実際、代表での守備の仕方がボールを奪われた位置の攻撃的な選手が積極的にアタックする、いわゆるゲーゲンプレッシング指向が最近は強くなっているように見える。そしてゲーゲンプレッシングは、ボールを奪われた際のポジションバランスが狂っていると機能しにくいので流動的なサッカーと両立させるにはポジションシフトが重要になる。そのため強化試合では、ザックの指示はなるべく相手にフリーでパスをさせないようにポジションを修正させる指示が多くなっている。

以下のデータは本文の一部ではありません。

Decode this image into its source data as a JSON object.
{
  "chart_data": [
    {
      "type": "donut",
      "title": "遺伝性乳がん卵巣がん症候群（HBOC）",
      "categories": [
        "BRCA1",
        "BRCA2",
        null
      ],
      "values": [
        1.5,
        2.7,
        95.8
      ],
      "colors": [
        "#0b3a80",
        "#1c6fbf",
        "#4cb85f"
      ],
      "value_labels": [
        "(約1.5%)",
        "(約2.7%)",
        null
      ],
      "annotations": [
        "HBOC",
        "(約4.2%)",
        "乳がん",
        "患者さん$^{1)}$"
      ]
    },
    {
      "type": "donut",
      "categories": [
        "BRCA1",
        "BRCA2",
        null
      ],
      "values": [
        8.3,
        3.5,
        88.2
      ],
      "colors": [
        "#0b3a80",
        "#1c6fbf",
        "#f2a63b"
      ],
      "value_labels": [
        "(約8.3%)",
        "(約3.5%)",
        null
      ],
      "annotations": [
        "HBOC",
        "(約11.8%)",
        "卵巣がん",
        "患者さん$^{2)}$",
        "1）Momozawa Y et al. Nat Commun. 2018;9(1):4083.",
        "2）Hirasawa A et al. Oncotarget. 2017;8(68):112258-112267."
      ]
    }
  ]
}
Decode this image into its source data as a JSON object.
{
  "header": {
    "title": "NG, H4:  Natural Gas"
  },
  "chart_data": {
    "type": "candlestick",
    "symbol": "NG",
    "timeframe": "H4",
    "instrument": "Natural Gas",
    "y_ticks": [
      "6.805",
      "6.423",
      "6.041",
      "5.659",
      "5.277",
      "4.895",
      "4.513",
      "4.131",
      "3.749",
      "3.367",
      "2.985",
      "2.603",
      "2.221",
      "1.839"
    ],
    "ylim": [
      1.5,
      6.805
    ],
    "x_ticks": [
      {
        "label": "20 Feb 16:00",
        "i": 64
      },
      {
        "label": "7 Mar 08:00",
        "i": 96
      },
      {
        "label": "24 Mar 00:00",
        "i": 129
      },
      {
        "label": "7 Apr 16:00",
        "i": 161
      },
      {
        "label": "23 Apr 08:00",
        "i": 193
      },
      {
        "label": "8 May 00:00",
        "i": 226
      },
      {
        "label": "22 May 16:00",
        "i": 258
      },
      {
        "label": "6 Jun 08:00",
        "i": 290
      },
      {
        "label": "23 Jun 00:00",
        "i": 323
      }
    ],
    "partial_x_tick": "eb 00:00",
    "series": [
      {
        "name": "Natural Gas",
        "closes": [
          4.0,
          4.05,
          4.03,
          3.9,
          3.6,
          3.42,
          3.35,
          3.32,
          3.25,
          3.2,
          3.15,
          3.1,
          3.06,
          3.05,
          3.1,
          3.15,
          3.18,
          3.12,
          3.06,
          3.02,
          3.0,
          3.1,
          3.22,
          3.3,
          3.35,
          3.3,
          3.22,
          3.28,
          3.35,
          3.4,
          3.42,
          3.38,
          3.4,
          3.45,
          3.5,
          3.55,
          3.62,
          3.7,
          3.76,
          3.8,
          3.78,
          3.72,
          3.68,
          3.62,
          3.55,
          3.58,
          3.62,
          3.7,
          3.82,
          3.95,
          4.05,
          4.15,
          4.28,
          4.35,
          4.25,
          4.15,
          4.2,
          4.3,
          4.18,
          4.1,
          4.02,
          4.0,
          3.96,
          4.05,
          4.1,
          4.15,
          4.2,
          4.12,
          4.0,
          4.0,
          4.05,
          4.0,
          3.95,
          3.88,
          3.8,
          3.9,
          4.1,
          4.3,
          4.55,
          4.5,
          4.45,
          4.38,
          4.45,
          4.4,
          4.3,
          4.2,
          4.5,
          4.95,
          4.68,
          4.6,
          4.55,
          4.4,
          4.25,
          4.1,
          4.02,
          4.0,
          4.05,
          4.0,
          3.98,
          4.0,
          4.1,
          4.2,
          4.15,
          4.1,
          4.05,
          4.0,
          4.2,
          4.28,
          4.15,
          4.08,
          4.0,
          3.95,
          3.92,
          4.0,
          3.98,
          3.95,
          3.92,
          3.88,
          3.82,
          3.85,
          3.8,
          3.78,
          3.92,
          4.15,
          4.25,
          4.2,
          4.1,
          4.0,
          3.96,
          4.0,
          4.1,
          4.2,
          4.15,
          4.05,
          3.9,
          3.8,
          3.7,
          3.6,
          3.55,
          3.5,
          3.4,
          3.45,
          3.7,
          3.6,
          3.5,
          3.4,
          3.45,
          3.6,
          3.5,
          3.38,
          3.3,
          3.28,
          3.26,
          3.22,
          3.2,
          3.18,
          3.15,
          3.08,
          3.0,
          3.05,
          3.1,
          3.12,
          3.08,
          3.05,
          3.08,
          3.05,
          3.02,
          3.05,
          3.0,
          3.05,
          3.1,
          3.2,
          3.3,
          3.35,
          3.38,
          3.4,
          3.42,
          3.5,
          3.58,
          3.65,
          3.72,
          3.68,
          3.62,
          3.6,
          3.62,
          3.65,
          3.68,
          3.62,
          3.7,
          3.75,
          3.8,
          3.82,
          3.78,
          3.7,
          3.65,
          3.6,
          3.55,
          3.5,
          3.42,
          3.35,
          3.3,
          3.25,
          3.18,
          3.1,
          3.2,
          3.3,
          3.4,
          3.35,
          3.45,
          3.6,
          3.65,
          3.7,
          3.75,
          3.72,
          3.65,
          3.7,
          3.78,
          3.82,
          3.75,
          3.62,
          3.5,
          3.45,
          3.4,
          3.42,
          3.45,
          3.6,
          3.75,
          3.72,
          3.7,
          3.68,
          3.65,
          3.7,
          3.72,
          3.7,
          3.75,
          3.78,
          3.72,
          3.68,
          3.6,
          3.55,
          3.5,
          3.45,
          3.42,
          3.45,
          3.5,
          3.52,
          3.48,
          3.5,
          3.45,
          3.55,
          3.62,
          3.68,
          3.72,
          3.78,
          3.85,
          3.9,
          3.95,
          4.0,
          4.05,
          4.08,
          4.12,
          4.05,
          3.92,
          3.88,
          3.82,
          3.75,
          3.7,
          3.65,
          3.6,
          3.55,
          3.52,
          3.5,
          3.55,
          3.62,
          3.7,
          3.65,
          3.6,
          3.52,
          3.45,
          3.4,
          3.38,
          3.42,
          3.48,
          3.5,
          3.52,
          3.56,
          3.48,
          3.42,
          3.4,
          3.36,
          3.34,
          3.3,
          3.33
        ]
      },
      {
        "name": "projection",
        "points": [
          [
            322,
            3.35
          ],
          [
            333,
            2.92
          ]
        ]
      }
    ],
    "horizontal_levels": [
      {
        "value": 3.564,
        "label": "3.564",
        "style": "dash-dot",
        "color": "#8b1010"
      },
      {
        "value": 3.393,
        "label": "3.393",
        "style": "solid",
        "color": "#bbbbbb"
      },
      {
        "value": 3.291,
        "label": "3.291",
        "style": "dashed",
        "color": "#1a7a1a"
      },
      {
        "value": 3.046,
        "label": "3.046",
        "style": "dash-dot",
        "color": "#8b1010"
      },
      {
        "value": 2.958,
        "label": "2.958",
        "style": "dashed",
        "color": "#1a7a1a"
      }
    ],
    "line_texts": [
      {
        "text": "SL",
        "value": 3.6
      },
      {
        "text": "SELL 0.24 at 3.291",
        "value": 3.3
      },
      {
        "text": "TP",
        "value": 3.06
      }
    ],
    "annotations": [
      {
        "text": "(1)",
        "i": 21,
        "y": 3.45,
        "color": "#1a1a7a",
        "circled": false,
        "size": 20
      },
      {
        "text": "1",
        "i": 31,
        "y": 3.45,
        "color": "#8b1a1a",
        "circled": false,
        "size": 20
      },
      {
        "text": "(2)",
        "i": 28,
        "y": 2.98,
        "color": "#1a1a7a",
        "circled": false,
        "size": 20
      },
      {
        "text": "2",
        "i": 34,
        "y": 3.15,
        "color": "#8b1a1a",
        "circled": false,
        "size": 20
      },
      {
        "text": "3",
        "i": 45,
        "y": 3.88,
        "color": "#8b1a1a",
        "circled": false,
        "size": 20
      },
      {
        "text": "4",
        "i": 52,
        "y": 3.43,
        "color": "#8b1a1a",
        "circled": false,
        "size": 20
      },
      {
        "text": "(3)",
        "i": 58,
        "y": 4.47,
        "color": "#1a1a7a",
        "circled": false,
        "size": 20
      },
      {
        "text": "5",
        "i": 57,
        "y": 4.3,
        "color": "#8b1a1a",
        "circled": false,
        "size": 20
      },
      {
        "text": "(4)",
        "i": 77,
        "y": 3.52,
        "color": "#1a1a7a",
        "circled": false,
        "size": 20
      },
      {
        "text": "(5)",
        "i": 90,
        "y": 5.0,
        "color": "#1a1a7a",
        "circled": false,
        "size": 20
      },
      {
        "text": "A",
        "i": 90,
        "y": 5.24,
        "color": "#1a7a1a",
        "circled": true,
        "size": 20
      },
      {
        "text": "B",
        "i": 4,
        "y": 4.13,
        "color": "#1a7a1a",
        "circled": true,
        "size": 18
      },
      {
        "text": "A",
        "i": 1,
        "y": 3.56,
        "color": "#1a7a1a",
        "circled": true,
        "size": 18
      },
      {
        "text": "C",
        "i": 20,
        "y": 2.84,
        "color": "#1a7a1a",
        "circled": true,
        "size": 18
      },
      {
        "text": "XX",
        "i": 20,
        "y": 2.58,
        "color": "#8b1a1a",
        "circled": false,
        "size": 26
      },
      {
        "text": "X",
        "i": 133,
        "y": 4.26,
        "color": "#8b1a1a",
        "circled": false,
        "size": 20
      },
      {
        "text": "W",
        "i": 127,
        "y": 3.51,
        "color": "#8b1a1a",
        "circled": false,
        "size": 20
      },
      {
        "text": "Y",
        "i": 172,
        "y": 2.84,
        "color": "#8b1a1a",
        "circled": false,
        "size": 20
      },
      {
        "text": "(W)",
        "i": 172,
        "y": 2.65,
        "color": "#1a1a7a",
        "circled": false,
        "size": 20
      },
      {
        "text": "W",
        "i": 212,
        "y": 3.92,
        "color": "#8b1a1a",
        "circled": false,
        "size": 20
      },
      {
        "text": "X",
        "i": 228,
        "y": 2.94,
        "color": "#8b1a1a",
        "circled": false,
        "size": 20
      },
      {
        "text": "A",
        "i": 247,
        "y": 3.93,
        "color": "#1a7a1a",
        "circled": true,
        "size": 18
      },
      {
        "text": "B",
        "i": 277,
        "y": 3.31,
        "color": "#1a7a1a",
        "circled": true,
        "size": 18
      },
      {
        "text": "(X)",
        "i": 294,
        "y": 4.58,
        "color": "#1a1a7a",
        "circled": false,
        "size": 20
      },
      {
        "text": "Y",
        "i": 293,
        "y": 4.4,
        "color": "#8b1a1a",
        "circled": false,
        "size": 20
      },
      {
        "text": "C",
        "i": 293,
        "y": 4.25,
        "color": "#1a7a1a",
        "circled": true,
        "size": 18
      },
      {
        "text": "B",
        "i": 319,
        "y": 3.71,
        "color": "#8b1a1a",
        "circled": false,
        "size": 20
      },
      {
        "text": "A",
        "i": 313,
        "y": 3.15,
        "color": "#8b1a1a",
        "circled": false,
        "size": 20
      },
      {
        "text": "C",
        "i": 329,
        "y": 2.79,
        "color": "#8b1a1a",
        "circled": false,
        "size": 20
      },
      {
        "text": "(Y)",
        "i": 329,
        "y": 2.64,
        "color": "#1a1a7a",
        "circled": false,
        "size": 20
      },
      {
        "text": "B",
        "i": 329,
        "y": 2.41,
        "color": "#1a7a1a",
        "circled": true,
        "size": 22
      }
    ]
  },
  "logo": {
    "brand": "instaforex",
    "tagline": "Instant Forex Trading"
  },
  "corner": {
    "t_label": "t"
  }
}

ただ、やはり根本的な部分で矛盾があるので本番ではどのみち博打になるのは間違いないが、少しだけ安心材料を探すとすれば、インタビュー等から推測しておそらく内田と遠藤については怪我をしないようにフルパワーで強化試合を戦っていない可能性が高いという事。そして番組でやってた失点シーンを見ると、ほとんどの場合がCBの2人とSB、GKの間でコミュニケーションが取れていないのが原因だった事。その辺は、残りの日数である程度の修正は可能なはずだ。

何にしても、ここまで来たらもうジタバタしてもしょうがない。結果は確かに大事だけど、ひたすら選手たちの理想を追い求めたサッカーがどこまで通用するのか、これからの日本サッカーを指し示す自信やきっかけが生まれる大会になって欲しいものである。